The Mann Center for the Performing Arts is tucked away in the Centennial district of Philadelphia’s Fairmount Park. On Friday, Aug. 17, fans headed to the park to hear Southern indie rockers My Morning Jacket and Band of Horses.
My Morning Jacket is known to travel with bands that can easily headline their own tour, i.e.,Neko Case c. 2011. This holds true with Band of Horses, who are often compared to MMJ. Admiration was evident when singer Ben Bridwell playfully opened BoH’s set with the announcement, “You’re about to see the greatest rock band. … ’Til then, you have us.”
The wood-paneled, tree-flanked stage of the Mann could easily be a Band of Horses album cover. Looking around, Bridwell confirmed the aesthetic connection: “Man, this place is awesome!” BoH began aptly with “The First Song,” off their 2004 debut, “Everything All of the Time,” and ended the 12-song set with a cathartic, crowd-rousing delivery of “The Funeral,” off the same album. The quintet played favorites from all three albums including their anthemic ballad “No One’s Gonna Love You,” the low-end heavy “NW Apt.” and the upbeat, yee-hawing “Weed Party.” Band of Horses also played two unreleased songs from their upcoming album, “Mirage Rock,” available Sept. 18.
My Morning Jacket are active with social media, interacting with fans via Facebook, Twitter and their fan club site, Roll Call. Through Twitter, they’ve launched the Spontaneous Curation Series. Fans are encouraged to request songs via Twitter including a hash tag of the upcoming show, i.e. #MMJphilly.
My Morning Jacket opened their Philly show with a Twitter request, “Xmas Curtain.” Among other requests, MMJ performed a carnival-esque “Into the Woods,” off 2005’s “Z,” complete with pools of rotating, candy-colored light and a top-hatted Bo Koster on keys, followed by the live rarity “Evelyn Is Not Real” from 1999’s “The Tennessee Fire” which ended in a still, Phish-style silent jam. The quintet also performed “Touch Me I’m Going to Scream” parts one and two from 2008’s “Evil Urges,” for which Jim James brought to the stage both his omnichord and some serious dance moves.
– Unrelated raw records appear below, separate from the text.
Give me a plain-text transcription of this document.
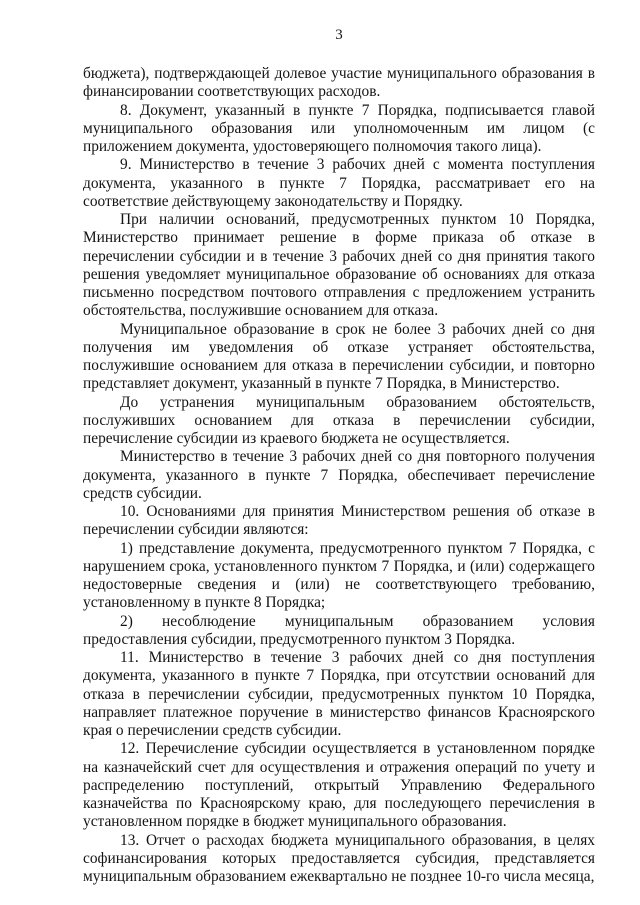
3

бюджета), подтверждающей долевое участие муниципального образования в финансировании соответствующих расходов.

8. Документ, указанный в пункте 7 Порядка, подписывается главой муниципального образования или уполномоченным им лицом (с приложением документа, удостоверяющего полномочия такого лица).

9. Министерство в течение 3 рабочих дней с момента поступления документа, указанного в пункте 7 Порядка, рассматривает его на соответствие действующему законодательству и Порядку.

При наличии оснований, предусмотренных пунктом 10 Порядка, Министерство принимает решение в форме приказа об отказе в перечислении субсидии и в течение 3 рабочих дней со дня принятия такого решения уведомляет муниципальное образование об основаниях для отказа письменно посредством почтового отправления с предложением устранить обстоятельства, послужившие основанием для отказа.

Муниципальное образование в срок не более 3 рабочих дней со дня получения им уведомления об отказе устраняет обстоятельства, послужившие основанием для отказа в перечислении субсидии, и повторно представляет документ, указанный в пункте 7 Порядка, в Министерство.

До устранения муниципальным образованием обстоятельств, послуживших основанием для отказа в перечислении субсидии, перечисление субсидии из краевого бюджета не осуществляется.

Министерство в течение 3 рабочих дней со дня повторного получения документа, указанного в пункте 7 Порядка, обеспечивает перечисление средств субсидии.

10. Основаниями для принятия Министерством решения об отказе в перечислении субсидии являются:

1) представление документа, предусмотренного пунктом 7 Порядка, с нарушением срока, установленного пунктом 7 Порядка, и (или) содержащего недостоверные сведения и (или) не соответствующего требованию, установленному в пункте 8 Порядка;

2) несоблюдение муниципальным образованием условия предоставления субсидии, предусмотренного пунктом 3 Порядка.

11. Министерство в течение 3 рабочих дней со дня поступления документа, указанного в пункте 7 Порядка, при отсутствии оснований для отказа в перечислении субсидии, предусмотренных пунктом 10 Порядка, направляет платежное поручение в министерство финансов Красноярского края о перечислении средств субсидии.

12. Перечисление субсидии осуществляется в установленном порядке на казначейский счет для осуществления и отражения операций по учету и распределению поступлений, открытый Управлению Федерального казначейства по Красноярскому краю, для последующего перечисления в установленном порядке в бюджет муниципального образования.

13. Отчет о расходах бюджета муниципального образования, в целях софинансирования которых предоставляется субсидия, представляется муниципальным образованием ежеквартально не позднее 10-го числа месяца,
The 25-song set included a 45-minute-long encore that opened with a heart-swelling rendition of “Wonderful (the Way I Feel)” in which James was joined by Bridwell. The duet’s soaring harmonies and brotherly affection were followed by high-energy performances of “I’m Amazed,” The Band’s “It Makes No Difference,” and live classics “Off the Record” and“One Big Holiday.”